What makes it the best gift takes some explaining. After a rough time in our family several years earlier, my mom started to go to church again. She brought me along, and while sermons were unintelligibly boring to my 1st grade mind, it was a seed. As time progressed, my mom took me to other churches and the youth programs planted more seeds. My 5th grade mind was starting to truly grasp who God was and why Jesus was important. I knew I wanted to follow God, I felt the call, but I didn’t truly understand it until the summer of 1997 between 6th and 7th grade. During that span, as I grew to understand the world and its darkness and my need for the light of salvation only God could provide. I embraced God’s call that summer.

I had made the commitment to be  baptized sometime after Thanksgiving. We wanted to time it around the family being in town for Christmas.  I believe it was going to be the evening service the Sunday before Christmas when a children’s performance with music would be held. Ultimately I got very sick the weekend prior to Christmas. I remember waking, walking into the bathroom, and fainting. I had a high fever and was sick a few days, through Christmas. My baptism was delayed until January, namely on Super Bowl Sunday in 1998. That was also the first time my dad went to church with mom and me.

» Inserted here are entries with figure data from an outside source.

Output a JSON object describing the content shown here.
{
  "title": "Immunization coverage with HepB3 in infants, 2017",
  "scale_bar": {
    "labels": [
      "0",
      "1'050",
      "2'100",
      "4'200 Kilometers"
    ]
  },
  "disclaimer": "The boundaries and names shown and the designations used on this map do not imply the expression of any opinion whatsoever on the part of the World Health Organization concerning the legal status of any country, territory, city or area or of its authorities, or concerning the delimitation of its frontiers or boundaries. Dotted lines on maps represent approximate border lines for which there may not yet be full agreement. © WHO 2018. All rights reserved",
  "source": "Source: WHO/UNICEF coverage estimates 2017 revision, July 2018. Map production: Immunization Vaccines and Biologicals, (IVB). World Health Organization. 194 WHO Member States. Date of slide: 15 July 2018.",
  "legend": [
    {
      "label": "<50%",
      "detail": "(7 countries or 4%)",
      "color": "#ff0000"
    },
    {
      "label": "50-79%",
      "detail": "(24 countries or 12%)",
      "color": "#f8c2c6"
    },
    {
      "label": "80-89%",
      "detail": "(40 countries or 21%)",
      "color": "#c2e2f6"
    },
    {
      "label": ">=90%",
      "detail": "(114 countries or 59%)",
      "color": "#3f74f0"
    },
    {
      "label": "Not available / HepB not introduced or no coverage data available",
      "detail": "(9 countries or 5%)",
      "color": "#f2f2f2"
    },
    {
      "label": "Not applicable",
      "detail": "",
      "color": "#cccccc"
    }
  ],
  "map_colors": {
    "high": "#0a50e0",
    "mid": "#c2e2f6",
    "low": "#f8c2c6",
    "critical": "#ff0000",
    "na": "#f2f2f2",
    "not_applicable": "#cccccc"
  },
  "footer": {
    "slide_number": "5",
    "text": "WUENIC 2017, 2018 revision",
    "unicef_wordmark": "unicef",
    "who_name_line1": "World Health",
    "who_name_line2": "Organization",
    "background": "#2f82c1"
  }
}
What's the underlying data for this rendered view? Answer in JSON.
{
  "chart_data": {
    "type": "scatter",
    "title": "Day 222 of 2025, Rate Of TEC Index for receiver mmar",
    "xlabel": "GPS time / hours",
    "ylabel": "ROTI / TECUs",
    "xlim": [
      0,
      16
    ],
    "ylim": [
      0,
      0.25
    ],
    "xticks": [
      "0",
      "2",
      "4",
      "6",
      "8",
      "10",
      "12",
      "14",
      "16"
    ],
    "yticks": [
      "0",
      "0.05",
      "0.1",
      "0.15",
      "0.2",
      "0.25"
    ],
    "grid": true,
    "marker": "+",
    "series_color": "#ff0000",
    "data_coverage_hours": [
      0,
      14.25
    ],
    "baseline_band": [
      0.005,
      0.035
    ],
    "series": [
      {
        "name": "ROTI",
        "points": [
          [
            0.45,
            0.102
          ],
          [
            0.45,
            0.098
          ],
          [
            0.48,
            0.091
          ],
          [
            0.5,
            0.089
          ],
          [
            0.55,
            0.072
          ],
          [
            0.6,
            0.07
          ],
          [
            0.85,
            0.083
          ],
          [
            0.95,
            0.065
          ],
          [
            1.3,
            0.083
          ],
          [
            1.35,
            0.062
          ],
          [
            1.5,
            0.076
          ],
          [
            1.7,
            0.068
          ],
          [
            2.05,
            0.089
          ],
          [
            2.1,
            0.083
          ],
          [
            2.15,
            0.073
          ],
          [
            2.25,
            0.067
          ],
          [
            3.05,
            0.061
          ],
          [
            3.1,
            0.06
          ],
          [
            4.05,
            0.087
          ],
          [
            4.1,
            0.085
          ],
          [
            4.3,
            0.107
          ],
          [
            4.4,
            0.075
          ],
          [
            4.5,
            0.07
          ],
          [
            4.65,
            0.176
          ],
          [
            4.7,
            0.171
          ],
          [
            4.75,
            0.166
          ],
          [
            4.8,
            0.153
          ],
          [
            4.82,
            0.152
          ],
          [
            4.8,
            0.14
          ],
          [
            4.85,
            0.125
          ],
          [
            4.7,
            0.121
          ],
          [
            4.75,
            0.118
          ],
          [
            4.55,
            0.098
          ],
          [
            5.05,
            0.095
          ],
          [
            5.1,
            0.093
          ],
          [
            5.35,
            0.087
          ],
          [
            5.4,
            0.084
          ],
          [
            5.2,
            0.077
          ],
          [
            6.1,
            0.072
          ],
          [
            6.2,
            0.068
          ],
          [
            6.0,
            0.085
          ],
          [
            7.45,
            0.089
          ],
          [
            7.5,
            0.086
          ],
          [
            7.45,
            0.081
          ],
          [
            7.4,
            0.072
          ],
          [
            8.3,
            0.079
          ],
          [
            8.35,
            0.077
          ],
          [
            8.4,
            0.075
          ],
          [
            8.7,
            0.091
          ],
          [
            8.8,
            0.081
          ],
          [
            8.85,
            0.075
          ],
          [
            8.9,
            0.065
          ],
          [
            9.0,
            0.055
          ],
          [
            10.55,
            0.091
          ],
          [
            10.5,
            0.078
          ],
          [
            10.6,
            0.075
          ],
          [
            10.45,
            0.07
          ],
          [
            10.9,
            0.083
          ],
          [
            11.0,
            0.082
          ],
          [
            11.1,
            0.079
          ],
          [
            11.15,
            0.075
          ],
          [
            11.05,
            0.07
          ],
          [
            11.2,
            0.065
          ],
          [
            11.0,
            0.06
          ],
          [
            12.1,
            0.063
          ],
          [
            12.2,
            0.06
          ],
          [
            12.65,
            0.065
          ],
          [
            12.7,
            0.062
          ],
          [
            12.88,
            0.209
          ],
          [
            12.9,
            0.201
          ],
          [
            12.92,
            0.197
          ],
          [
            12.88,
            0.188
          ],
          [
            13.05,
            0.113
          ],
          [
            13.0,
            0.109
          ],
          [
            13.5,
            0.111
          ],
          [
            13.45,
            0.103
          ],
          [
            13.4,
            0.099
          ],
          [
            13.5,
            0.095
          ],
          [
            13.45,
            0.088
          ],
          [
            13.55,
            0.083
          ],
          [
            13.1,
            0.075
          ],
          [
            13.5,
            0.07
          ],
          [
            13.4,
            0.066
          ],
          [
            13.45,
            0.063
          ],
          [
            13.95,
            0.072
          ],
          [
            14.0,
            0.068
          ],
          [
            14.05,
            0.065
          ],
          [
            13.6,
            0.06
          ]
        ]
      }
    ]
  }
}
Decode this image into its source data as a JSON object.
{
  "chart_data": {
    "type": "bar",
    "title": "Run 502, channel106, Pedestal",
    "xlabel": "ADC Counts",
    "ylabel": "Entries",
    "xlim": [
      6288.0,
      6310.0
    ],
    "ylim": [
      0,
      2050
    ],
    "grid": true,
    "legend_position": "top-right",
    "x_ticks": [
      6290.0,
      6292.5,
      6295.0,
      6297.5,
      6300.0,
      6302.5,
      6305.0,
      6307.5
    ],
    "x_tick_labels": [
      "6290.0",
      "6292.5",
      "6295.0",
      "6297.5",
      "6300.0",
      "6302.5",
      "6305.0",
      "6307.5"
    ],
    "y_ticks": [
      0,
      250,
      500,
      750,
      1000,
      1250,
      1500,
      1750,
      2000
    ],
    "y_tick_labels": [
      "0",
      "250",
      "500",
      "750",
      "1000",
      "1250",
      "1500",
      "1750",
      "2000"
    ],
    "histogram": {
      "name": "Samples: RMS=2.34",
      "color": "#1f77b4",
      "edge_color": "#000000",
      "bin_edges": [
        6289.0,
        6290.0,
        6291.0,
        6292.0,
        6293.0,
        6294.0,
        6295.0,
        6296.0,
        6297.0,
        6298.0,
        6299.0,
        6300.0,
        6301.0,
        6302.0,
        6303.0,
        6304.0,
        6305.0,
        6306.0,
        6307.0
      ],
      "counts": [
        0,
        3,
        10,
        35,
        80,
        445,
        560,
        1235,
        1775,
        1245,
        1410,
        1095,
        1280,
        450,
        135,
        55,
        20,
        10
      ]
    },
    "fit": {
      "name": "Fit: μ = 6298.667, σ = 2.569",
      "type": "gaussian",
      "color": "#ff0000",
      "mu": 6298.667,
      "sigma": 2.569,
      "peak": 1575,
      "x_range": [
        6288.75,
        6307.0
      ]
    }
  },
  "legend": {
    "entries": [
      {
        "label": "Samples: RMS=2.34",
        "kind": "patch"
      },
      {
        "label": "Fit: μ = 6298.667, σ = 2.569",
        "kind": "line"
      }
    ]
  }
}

It was really around this time that the Bible I had been given that Christmas started to be utilized. I was reading nightly. The first book I truly read with any kind of personal, private understanding was Ecclesiastes. I simply opened the Bible and that was the book I had landed on. I moved on to the New Testament and continued to dive deeper into God’s word as years progressed. That Bible was my primary source for reading scripture, with its study sections and other augmented learning sections, up until college.

I am certainly no perfect individual. I would say  in many ways I am still guilty of drinking milk when I should be devouring steak in my life with Christ. I didn’t always read scripture with such  consistency, fervor, or reverence. There have been mountains and valleys along the way. But certainly no gift meant more to helping grow the seeds that were planted than that Bible.

While the Nintendo 64 was fun and I had great times with friends, I eventually sold it. I regret that somewhat now, given the retro craze the last decade, but I still have that study Bible. I’ve moved on to other translations and more robust study content, but it is always there on one of my bookshelves as a reminder of the days when I felt the most alive and newly inspired by the creator of the universe.

Student's Life Applicable Study Bible
The Bible gift of Christmas 1997. The Student’s Life Application Study Bible.